The above-quoted materials are given by way of example and other materials with similar properties can be used. Alternative ferroelectric materials include Strontium Bismuth Oxide, Bismuth Titanates and PZT with partial substitutions including substitutions by niobium, strontium, calcium, rare earths, iron, chromium and lanthanum, amongst others.
This microdevice according to the invention can be used directly as switchable capacitor. The AC signal is conducted through the high capacity of the closed device.
This microdevice according to the invention can also be used as actuator for the actuation of electrical devices, such as electrical DC or RF switches and capacitors.
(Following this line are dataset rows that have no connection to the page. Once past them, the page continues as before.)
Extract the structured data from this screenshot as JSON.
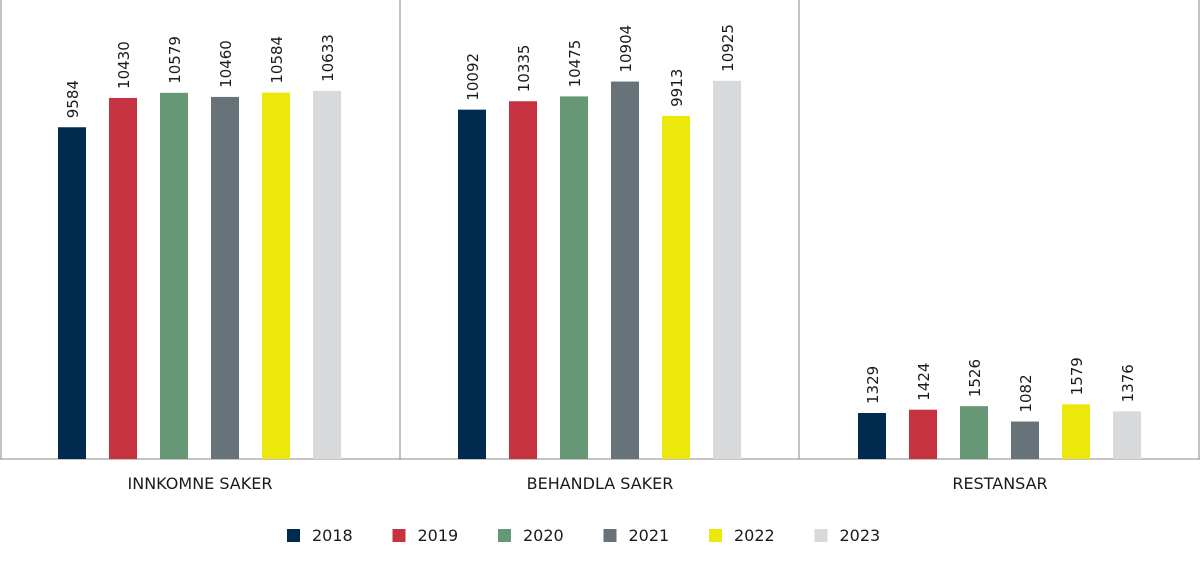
{
  "chart_data": {
    "type": "bar",
    "title": "",
    "xlabel": "",
    "ylabel": "",
    "ylim": [
      0,
      13260
    ],
    "grid": false,
    "legend_position": "bottom",
    "categories": [
      "INNKOMNE SAKER",
      "BEHANDLA SAKER",
      "RESTANSAR"
    ],
    "series": [
      {
        "name": "2018",
        "color": "#002b4e",
        "values": [
          9584,
          10092,
          1329
        ]
      },
      {
        "name": "2019",
        "color": "#c73241",
        "values": [
          10430,
          10335,
          1424
        ]
      },
      {
        "name": "2020",
        "color": "#679875",
        "values": [
          10579,
          10475,
          1526
        ]
      },
      {
        "name": "2021",
        "color": "#677279",
        "values": [
          10460,
          10904,
          1082
        ]
      },
      {
        "name": "2022",
        "color": "#ece80c",
        "values": [
          10584,
          9913,
          1579
        ]
      },
      {
        "name": "2023",
        "color": "#d8d9db",
        "values": [
          10633,
          10925,
          1376
        ]
      }
    ]
  }
}
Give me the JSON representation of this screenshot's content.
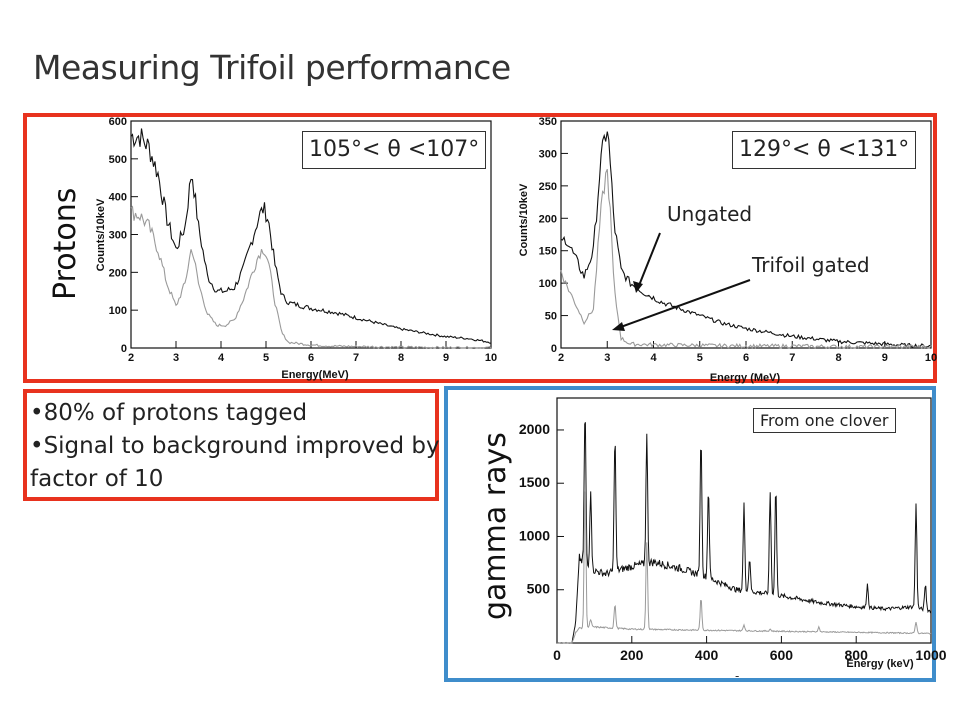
{
  "slide": {
    "title": "Measuring Trifoil performance",
    "protons_label": "Protons",
    "gamma_label": "gamma rays",
    "bullets": [
      "•80% of protons tagged",
      "•Signal to background improved by",
      "factor of 10"
    ],
    "footer_mark": "-"
  },
  "colors": {
    "red_frame": "#e8321e",
    "blue_frame": "#3f8dcb",
    "ungated": "#111111",
    "gated": "#9a9a9a"
  },
  "chart_data": [
    {
      "type": "line",
      "id": "protons-105-107",
      "condition_label": "105°< θ <107°",
      "xlabel": "Energy(MeV)",
      "ylabel": "Counts/10keV",
      "xlim": [
        2,
        10
      ],
      "ylim": [
        0,
        600
      ],
      "xticks": [
        2,
        3,
        4,
        5,
        6,
        7,
        8,
        9,
        10
      ],
      "yticks": [
        0,
        100,
        200,
        300,
        400,
        500,
        600
      ],
      "series": [
        {
          "x": [
            2.0,
            2.2,
            2.4,
            2.6,
            2.8,
            3.0,
            3.2,
            3.35,
            3.5,
            3.7,
            3.9,
            4.1,
            4.3,
            4.5,
            4.7,
            4.85,
            4.95,
            5.05,
            5.2,
            5.35,
            5.5,
            6.0,
            6.5,
            7.0,
            7.5,
            8.0,
            8.5,
            9.0,
            9.5,
            10.0
          ],
          "y": [
            560,
            560,
            530,
            460,
            340,
            260,
            320,
            470,
            320,
            190,
            150,
            150,
            160,
            210,
            290,
            350,
            370,
            340,
            220,
            140,
            120,
            105,
            95,
            80,
            65,
            50,
            40,
            30,
            25,
            15
          ]
        },
        {
          "x": [
            2.0,
            2.2,
            2.4,
            2.6,
            2.8,
            3.0,
            3.2,
            3.35,
            3.5,
            3.7,
            3.9,
            4.1,
            4.3,
            4.5,
            4.7,
            4.85,
            4.95,
            5.05,
            5.2,
            5.35,
            5.5,
            6.0,
            6.5,
            7.0,
            7.5,
            8.0,
            8.5,
            9.0,
            9.5,
            10.0
          ],
          "y": [
            360,
            350,
            320,
            260,
            170,
            110,
            170,
            270,
            170,
            90,
            60,
            60,
            75,
            130,
            200,
            250,
            265,
            230,
            120,
            40,
            15,
            8,
            5,
            4,
            3,
            2,
            2,
            1,
            1,
            1
          ]
        }
      ]
    },
    {
      "type": "line",
      "id": "protons-129-131",
      "condition_label": "129°< θ <131°",
      "xlabel": "Energy (MeV)",
      "ylabel": "Counts/10keV",
      "xlim": [
        2,
        10
      ],
      "ylim": [
        0,
        350
      ],
      "xticks": [
        2,
        3,
        4,
        5,
        6,
        7,
        8,
        9,
        10
      ],
      "yticks": [
        0,
        50,
        100,
        150,
        200,
        250,
        300,
        350
      ],
      "annotations": [
        "Ungated",
        "Trifoil gated"
      ],
      "series": [
        {
          "x": [
            2.0,
            2.1,
            2.3,
            2.5,
            2.7,
            2.85,
            2.95,
            3.0,
            3.05,
            3.15,
            3.3,
            3.5,
            3.8,
            4.2,
            4.6,
            5.0,
            5.5,
            6.0,
            6.5,
            7.0,
            7.5,
            8.0,
            8.5,
            9.0,
            9.5,
            10.0
          ],
          "y": [
            160,
            170,
            140,
            110,
            150,
            280,
            325,
            340,
            300,
            190,
            120,
            100,
            85,
            70,
            60,
            50,
            38,
            30,
            24,
            18,
            14,
            10,
            8,
            6,
            4,
            3
          ]
        },
        {
          "x": [
            2.0,
            2.1,
            2.3,
            2.5,
            2.7,
            2.85,
            2.95,
            3.0,
            3.05,
            3.15,
            3.3,
            3.5,
            4.0,
            5.0,
            6.0,
            7.0,
            8.0,
            9.0,
            10.0
          ],
          "y": [
            120,
            100,
            70,
            40,
            60,
            200,
            260,
            270,
            230,
            90,
            15,
            6,
            5,
            4,
            3,
            3,
            2,
            2,
            2
          ]
        }
      ]
    },
    {
      "type": "line",
      "id": "gamma-one-clover",
      "legend_box": "From one clover",
      "xlabel": "Energy (keV)",
      "xlim": [
        0,
        1000
      ],
      "ylim": [
        0,
        2300
      ],
      "xticks": [
        0,
        200,
        400,
        600,
        800,
        1000
      ],
      "yticks": [
        500,
        1000,
        1500,
        2000
      ],
      "series": [
        {
          "baseline": [
            [
              0,
              0
            ],
            [
              40,
              0
            ],
            [
              50,
              200
            ],
            [
              60,
              800
            ],
            [
              80,
              700
            ],
            [
              130,
              650
            ],
            [
              200,
              720
            ],
            [
              260,
              760
            ],
            [
              330,
              700
            ],
            [
              400,
              620
            ],
            [
              480,
              500
            ],
            [
              550,
              470
            ],
            [
              620,
              430
            ],
            [
              700,
              380
            ],
            [
              800,
              340
            ],
            [
              880,
              320
            ],
            [
              950,
              340
            ],
            [
              1000,
              300
            ]
          ],
          "peaks": [
            [
              75,
              2200
            ],
            [
              90,
              1450
            ],
            [
              155,
              1950
            ],
            [
              240,
              1950
            ],
            [
              385,
              1950
            ],
            [
              405,
              1450
            ],
            [
              500,
              1300
            ],
            [
              515,
              800
            ],
            [
              570,
              1420
            ],
            [
              585,
              1470
            ],
            [
              830,
              550
            ],
            [
              960,
              1300
            ],
            [
              985,
              550
            ]
          ]
        },
        {
          "baseline": [
            [
              0,
              0
            ],
            [
              40,
              0
            ],
            [
              50,
              100
            ],
            [
              60,
              140
            ],
            [
              100,
              150
            ],
            [
              200,
              130
            ],
            [
              400,
              120
            ],
            [
              600,
              110
            ],
            [
              800,
              100
            ],
            [
              1000,
              90
            ]
          ],
          "peaks": [
            [
              75,
              1550
            ],
            [
              90,
              220
            ],
            [
              155,
              360
            ],
            [
              240,
              950
            ],
            [
              385,
              420
            ],
            [
              405,
              120
            ],
            [
              500,
              170
            ],
            [
              570,
              130
            ],
            [
              700,
              150
            ],
            [
              960,
              200
            ]
          ]
        }
      ]
    }
  ]
}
The ferroelectric layer can act as a tunable dielectric.
This microdevice can also serve as optical device such as a position actuator for optical (micro) mirrors and (micro) shutters.
This device can also serve as tunable capacitor in the closed mode when a DC voltage is superimposed to the signal.
For operation of the device, the polarization of the ferroelectric layer 10 does not have to be reversed, but can stay within zero and saturation polarization of one polarity.
The device can serve as a radiofrequency RF switch, where ferroelectricity in the insulating layer is used to increase the capacity and to reduce the electric field across the insulating layer for decreasing the problem of fixed injected charges preventing opening of the switch.
The device can also be used as a memory device.
The device is mainly useful in the micrometer range and can also be useful for macroscopic applications (dimensions up to several mm).